Day 1 – September 27th
My pain is as raw as my bleeding heart. I am confused. My flesh is hurting and my eyes are burning from crying endlessly. I am exhausted and this is just the beginning.
I gave him 5 years and the best of me. Now, his crushing me with his lies and ignorance, like I’m the tiniest leaf blown by the wind. He doesn’t see me as a human being any longer. I’m just a problem that needs to be taken care of. Our vows, our promises, our dreams lost their contour. They died the moment he cheated. With each moment he chose her over me, everything transformed into a vanished old memory.
Home is just a graveyard now. I’m standing here, slowly packing the last pieces of myself. I need to move on and I have no idea how.
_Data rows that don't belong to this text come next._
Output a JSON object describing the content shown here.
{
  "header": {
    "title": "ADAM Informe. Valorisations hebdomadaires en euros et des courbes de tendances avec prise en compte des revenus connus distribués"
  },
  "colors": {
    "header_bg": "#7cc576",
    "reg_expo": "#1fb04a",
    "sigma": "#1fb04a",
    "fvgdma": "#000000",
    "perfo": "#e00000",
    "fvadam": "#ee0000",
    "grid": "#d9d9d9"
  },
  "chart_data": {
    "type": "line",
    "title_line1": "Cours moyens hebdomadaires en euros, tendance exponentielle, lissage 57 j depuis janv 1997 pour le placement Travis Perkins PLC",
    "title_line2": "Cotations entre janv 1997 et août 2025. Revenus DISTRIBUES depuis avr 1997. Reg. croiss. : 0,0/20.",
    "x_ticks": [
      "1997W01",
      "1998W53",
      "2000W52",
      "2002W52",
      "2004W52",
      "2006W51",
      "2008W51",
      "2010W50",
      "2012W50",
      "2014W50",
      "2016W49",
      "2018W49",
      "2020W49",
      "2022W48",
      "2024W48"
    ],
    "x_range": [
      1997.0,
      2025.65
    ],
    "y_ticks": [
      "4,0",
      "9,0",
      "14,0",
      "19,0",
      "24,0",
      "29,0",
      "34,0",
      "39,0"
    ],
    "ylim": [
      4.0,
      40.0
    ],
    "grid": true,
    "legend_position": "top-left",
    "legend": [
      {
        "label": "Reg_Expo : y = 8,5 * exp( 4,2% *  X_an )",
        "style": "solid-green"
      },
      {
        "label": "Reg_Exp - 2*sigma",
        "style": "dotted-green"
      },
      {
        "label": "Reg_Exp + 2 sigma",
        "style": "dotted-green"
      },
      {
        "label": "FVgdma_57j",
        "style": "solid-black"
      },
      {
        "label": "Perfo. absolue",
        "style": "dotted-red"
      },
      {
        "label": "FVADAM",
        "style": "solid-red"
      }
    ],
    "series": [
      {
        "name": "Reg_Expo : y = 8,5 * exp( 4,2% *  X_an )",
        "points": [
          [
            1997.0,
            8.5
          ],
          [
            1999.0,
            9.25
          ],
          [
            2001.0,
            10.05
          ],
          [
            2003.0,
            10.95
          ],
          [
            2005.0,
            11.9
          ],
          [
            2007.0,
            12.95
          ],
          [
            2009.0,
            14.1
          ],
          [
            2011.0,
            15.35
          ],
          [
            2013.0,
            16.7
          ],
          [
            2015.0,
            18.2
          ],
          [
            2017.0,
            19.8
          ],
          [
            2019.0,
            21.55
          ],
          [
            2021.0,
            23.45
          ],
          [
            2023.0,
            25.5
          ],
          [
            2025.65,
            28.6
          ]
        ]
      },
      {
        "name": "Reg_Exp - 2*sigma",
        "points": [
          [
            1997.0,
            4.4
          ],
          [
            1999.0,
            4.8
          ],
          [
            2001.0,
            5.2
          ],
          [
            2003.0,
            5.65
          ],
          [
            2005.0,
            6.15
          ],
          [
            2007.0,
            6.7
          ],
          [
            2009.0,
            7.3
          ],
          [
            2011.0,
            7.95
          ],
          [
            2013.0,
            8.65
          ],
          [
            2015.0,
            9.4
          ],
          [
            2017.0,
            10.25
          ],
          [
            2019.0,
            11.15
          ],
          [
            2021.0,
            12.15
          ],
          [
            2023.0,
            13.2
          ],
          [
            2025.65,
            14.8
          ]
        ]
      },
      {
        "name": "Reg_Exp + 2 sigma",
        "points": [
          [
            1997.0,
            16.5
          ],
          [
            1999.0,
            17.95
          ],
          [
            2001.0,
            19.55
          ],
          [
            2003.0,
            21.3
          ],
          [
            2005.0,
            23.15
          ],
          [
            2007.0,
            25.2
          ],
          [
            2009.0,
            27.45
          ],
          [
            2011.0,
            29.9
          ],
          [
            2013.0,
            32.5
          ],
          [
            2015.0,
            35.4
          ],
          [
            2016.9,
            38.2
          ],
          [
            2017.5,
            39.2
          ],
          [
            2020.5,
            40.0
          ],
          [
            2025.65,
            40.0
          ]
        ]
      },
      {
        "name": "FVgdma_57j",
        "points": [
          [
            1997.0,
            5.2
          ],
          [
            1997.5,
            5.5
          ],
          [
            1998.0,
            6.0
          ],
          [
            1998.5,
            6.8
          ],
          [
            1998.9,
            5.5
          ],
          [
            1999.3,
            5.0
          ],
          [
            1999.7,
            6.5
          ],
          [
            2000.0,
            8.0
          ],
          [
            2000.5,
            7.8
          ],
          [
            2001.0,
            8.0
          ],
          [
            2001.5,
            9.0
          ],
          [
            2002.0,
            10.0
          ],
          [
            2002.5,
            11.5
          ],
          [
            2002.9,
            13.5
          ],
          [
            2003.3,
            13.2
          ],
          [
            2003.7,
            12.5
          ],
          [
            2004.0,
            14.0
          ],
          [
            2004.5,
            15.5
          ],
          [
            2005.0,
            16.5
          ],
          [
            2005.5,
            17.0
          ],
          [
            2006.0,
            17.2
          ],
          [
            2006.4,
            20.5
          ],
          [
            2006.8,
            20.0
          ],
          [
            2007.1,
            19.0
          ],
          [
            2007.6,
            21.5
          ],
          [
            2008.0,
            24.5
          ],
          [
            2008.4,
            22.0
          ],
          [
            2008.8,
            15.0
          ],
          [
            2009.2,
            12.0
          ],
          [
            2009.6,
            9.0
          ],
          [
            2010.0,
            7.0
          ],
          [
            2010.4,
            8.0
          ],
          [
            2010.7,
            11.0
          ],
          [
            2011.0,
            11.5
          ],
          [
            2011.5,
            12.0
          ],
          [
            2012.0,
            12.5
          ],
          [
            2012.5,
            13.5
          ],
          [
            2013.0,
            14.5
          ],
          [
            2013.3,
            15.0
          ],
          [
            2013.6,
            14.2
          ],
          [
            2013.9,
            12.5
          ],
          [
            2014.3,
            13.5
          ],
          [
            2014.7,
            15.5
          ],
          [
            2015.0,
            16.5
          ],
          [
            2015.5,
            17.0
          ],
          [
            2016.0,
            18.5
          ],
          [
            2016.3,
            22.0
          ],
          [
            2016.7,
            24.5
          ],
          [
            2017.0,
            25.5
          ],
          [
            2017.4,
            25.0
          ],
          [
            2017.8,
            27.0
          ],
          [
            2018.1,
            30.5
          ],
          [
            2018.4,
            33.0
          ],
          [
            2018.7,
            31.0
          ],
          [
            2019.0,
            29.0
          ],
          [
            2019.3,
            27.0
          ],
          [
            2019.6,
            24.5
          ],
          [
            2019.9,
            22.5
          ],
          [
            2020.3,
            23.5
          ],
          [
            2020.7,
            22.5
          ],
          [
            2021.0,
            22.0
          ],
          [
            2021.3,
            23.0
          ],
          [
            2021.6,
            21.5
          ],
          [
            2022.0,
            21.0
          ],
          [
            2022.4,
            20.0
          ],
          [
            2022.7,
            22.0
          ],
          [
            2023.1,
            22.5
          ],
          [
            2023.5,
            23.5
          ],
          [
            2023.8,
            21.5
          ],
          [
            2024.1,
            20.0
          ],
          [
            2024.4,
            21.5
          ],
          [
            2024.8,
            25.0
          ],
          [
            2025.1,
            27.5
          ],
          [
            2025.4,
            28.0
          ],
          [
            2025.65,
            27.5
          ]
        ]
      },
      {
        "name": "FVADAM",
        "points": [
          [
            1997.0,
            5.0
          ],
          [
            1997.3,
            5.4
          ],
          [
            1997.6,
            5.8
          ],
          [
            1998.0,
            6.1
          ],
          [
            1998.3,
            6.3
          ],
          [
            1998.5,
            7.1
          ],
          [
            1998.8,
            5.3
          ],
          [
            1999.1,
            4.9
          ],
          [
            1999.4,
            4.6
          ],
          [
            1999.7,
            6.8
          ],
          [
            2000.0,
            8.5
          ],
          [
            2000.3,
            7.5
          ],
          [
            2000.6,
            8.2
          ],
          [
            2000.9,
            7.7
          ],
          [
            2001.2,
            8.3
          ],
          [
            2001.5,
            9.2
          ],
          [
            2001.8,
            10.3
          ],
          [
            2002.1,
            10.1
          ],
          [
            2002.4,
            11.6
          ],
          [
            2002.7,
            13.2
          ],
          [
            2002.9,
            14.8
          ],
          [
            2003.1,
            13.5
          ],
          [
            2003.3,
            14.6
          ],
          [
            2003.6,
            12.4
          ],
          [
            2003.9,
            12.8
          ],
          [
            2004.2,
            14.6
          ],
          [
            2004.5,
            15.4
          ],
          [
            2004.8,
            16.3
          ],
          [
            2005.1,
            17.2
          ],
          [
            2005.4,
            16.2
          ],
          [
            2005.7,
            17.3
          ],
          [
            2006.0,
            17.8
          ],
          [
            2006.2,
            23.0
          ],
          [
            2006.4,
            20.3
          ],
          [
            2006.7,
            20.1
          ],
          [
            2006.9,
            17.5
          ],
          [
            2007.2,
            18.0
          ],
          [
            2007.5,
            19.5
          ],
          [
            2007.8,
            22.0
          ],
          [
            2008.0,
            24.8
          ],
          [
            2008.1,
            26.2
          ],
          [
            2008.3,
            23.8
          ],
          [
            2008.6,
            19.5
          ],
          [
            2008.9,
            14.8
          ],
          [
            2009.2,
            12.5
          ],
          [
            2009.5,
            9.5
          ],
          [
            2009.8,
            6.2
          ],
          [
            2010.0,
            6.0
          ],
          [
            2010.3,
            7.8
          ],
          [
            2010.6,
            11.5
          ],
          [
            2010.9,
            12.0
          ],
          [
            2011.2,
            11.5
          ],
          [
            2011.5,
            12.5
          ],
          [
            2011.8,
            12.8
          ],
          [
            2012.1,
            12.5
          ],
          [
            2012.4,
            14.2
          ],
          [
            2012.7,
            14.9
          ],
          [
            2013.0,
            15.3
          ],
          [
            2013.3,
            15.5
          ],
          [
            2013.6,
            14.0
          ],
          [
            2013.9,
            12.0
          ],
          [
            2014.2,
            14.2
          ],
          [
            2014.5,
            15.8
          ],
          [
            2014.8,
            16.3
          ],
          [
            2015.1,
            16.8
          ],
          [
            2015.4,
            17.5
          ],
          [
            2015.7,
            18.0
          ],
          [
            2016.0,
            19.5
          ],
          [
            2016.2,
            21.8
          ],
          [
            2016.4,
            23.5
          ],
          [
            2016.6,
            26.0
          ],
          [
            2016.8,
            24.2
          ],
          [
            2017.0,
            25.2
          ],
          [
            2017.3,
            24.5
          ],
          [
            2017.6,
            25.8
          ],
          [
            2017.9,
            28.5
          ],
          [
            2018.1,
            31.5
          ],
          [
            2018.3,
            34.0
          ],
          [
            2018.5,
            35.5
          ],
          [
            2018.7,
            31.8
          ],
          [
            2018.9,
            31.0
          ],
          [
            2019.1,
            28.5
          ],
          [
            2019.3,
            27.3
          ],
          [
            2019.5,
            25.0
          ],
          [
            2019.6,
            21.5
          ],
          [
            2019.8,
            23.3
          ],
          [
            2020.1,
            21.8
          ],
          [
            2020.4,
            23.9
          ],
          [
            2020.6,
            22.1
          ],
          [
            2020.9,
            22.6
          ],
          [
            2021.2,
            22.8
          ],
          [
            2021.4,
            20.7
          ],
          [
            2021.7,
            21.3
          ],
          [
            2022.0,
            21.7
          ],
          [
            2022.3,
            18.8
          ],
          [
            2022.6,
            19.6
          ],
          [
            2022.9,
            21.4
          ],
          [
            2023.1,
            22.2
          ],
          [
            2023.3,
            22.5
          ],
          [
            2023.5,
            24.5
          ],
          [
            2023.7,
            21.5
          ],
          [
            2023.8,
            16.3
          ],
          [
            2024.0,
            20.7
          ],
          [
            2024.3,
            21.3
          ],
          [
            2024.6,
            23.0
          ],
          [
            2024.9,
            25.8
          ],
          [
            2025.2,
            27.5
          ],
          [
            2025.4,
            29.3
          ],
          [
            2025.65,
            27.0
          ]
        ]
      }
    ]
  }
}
By 8 o’clock, Sam knocks at the door and asks me if I’m ready. I can’t take many things for now. My luggage is light and the animals are prepared for their journey. While he loads the car, I am mechanically doing one last check. I take a look around and activate the alarm. The first seconds, away from the life I knew, are officially ticking. There’s no turning back at this point.
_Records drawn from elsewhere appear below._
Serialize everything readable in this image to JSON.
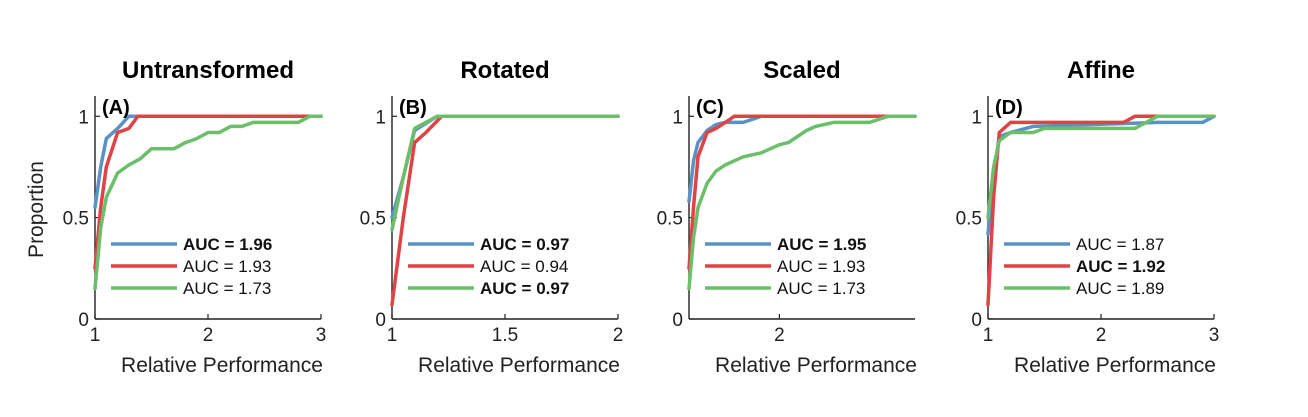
{
  "colors": {
    "blue": "#5b92c5",
    "red": "#df4345",
    "green": "#6bbf6b"
  },
  "chart_data": [
    {
      "type": "line",
      "title": "Untransformed",
      "panel_label": "(A)",
      "xlabel": "Relative Performance",
      "ylabel": "Proportion",
      "xlim": [
        1,
        3
      ],
      "ylim": [
        0,
        1.1
      ],
      "xticks": [
        1,
        2,
        3
      ],
      "xtick_labels": [
        "1",
        "2",
        "3"
      ],
      "yticks": [
        0,
        0.5,
        1
      ],
      "ytick_labels": [
        "0",
        "0.5",
        "1"
      ],
      "legend": "lower-right",
      "series": [
        {
          "name": "AUC = 1.96",
          "color": "blue",
          "bold": true,
          "x": [
            1.0,
            1.05,
            1.1,
            1.2,
            1.3,
            1.4,
            3.0
          ],
          "y": [
            0.55,
            0.75,
            0.89,
            0.94,
            1.0,
            1.0,
            1.0
          ]
        },
        {
          "name": "AUC = 1.93",
          "color": "red",
          "bold": false,
          "x": [
            1.0,
            1.05,
            1.1,
            1.2,
            1.3,
            1.38,
            3.0
          ],
          "y": [
            0.25,
            0.55,
            0.75,
            0.92,
            0.94,
            1.0,
            1.0
          ]
        },
        {
          "name": "AUC = 1.73",
          "color": "green",
          "bold": false,
          "x": [
            1.0,
            1.05,
            1.1,
            1.2,
            1.3,
            1.4,
            1.5,
            1.7,
            1.8,
            1.9,
            2.0,
            2.1,
            2.2,
            2.3,
            2.4,
            2.5,
            2.6,
            2.8,
            2.9,
            3.0
          ],
          "y": [
            0.15,
            0.45,
            0.6,
            0.72,
            0.76,
            0.79,
            0.84,
            0.84,
            0.87,
            0.89,
            0.92,
            0.92,
            0.95,
            0.95,
            0.97,
            0.97,
            0.97,
            0.97,
            1.0,
            1.0
          ]
        }
      ]
    },
    {
      "type": "line",
      "title": "Rotated",
      "panel_label": "(B)",
      "xlabel": "Relative Performance",
      "ylabel": "",
      "xlim": [
        1,
        2
      ],
      "ylim": [
        0,
        1.1
      ],
      "xticks": [
        1,
        1.5,
        2
      ],
      "xtick_labels": [
        "1",
        "1.5",
        "2"
      ],
      "yticks": [
        0,
        0.5,
        1
      ],
      "ytick_labels": [
        "0",
        "0.5",
        "1"
      ],
      "legend": "lower-right",
      "series": [
        {
          "name": "AUC = 0.97",
          "color": "blue",
          "bold": true,
          "x": [
            1.0,
            1.05,
            1.1,
            1.2,
            2.0
          ],
          "y": [
            0.5,
            0.7,
            0.93,
            1.0,
            1.0
          ]
        },
        {
          "name": "AUC = 0.94",
          "color": "red",
          "bold": false,
          "x": [
            1.0,
            1.05,
            1.1,
            1.15,
            1.22,
            2.0
          ],
          "y": [
            0.07,
            0.5,
            0.87,
            0.92,
            1.0,
            1.0
          ]
        },
        {
          "name": "AUC = 0.97",
          "color": "green",
          "bold": true,
          "x": [
            1.0,
            1.05,
            1.1,
            1.2,
            2.0
          ],
          "y": [
            0.44,
            0.7,
            0.94,
            1.0,
            1.0
          ]
        }
      ]
    },
    {
      "type": "line",
      "title": "Scaled",
      "panel_label": "(C)",
      "xlabel": "Relative Performance",
      "ylabel": "",
      "xlim": [
        1,
        3.5
      ],
      "ylim": [
        0,
        1.1
      ],
      "xticks": [
        2
      ],
      "xtick_labels": [
        "2"
      ],
      "yticks": [
        0,
        0.5,
        1
      ],
      "ytick_labels": [
        "0",
        "0.5",
        "1"
      ],
      "legend": "lower-right",
      "series": [
        {
          "name": "AUC = 1.95",
          "color": "blue",
          "bold": true,
          "x": [
            1.0,
            1.05,
            1.1,
            1.2,
            1.3,
            1.4,
            1.6,
            1.8,
            2.2,
            3.5
          ],
          "y": [
            0.58,
            0.78,
            0.87,
            0.93,
            0.96,
            0.97,
            0.97,
            1.0,
            1.0,
            1.0
          ]
        },
        {
          "name": "AUC = 1.93",
          "color": "red",
          "bold": false,
          "x": [
            1.0,
            1.05,
            1.1,
            1.2,
            1.3,
            1.4,
            1.5,
            3.5
          ],
          "y": [
            0.25,
            0.55,
            0.8,
            0.92,
            0.94,
            0.97,
            1.0,
            1.0
          ]
        },
        {
          "name": "AUC = 1.73",
          "color": "green",
          "bold": false,
          "x": [
            1.0,
            1.05,
            1.1,
            1.2,
            1.3,
            1.4,
            1.5,
            1.6,
            1.7,
            1.8,
            1.9,
            2.0,
            2.1,
            2.2,
            2.3,
            2.4,
            2.6,
            2.8,
            3.0,
            3.2,
            3.5
          ],
          "y": [
            0.15,
            0.4,
            0.55,
            0.67,
            0.73,
            0.76,
            0.78,
            0.8,
            0.81,
            0.82,
            0.84,
            0.86,
            0.87,
            0.9,
            0.93,
            0.95,
            0.97,
            0.97,
            0.97,
            1.0,
            1.0
          ]
        }
      ]
    },
    {
      "type": "line",
      "title": "Affine",
      "panel_label": "(D)",
      "xlabel": "Relative Performance",
      "ylabel": "",
      "xlim": [
        1,
        3
      ],
      "ylim": [
        0,
        1.1
      ],
      "xticks": [
        1,
        2,
        3
      ],
      "xtick_labels": [
        "1",
        "2",
        "3"
      ],
      "yticks": [
        0,
        0.5,
        1
      ],
      "ytick_labels": [
        "0",
        "0.5",
        "1"
      ],
      "legend": "lower-right",
      "series": [
        {
          "name": "AUC = 1.87",
          "color": "blue",
          "bold": false,
          "x": [
            1.0,
            1.05,
            1.1,
            1.2,
            1.4,
            2.5,
            2.9,
            3.0
          ],
          "y": [
            0.42,
            0.7,
            0.9,
            0.92,
            0.95,
            0.97,
            0.97,
            1.0
          ]
        },
        {
          "name": "AUC = 1.92",
          "color": "red",
          "bold": true,
          "x": [
            1.0,
            1.05,
            1.1,
            1.2,
            2.2,
            2.3,
            2.5,
            3.0
          ],
          "y": [
            0.07,
            0.6,
            0.92,
            0.97,
            0.97,
            1.0,
            1.0,
            1.0
          ]
        },
        {
          "name": "AUC = 1.89",
          "color": "green",
          "bold": false,
          "x": [
            1.0,
            1.05,
            1.1,
            1.2,
            1.4,
            1.5,
            2.3,
            2.5,
            3.0
          ],
          "y": [
            0.5,
            0.75,
            0.88,
            0.92,
            0.92,
            0.94,
            0.94,
            1.0,
            1.0
          ]
        }
      ]
    }
  ]
}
I get in the car and a vibrant piano playlist is singing in the background. The type of songs that whispers you to trust the process, as they welcome you into a new chapter. The animals are calmed and secured. Sam looks at me, the engine starts and I am holding tight on my seat belt. Rain drops are dancing on the windscreen, while we get moving in a shivering darkness.
God, where are you?
30 minutes pass by and we arrive at their place. Kelly, his wife, greets me with her arms wide open. My cheeks are brushed by the indoor heat and my senses are numbed by the unfamiliar. I`ve never been here before and I don’t know how to feel. However, it does seem peaceful and quiet. I need to be within a family. I just lost mine.
We bring everything inside and shortly after I take Mira, my dog, for a walk. She knows something is happening. For the past two months, I have not been able to properly interact with her. Most of the days, she heard me crying and she came to lick me, as a sign of comfort. We played, but I was not physically there. We went for many walks, but I was trapped into overthinking that I am not good enough.
Upon my return, we have a little chat in the kitchen and they welcome me, one more time, as a family. Shortly after, I excuse myself and the couch is settled for me. Their living room will be my home for a long period of time and I need to adjust to this new reality. All I want is a good night sleep. Maybe tomorrow it will be different. Maybe tomorrow I will be better.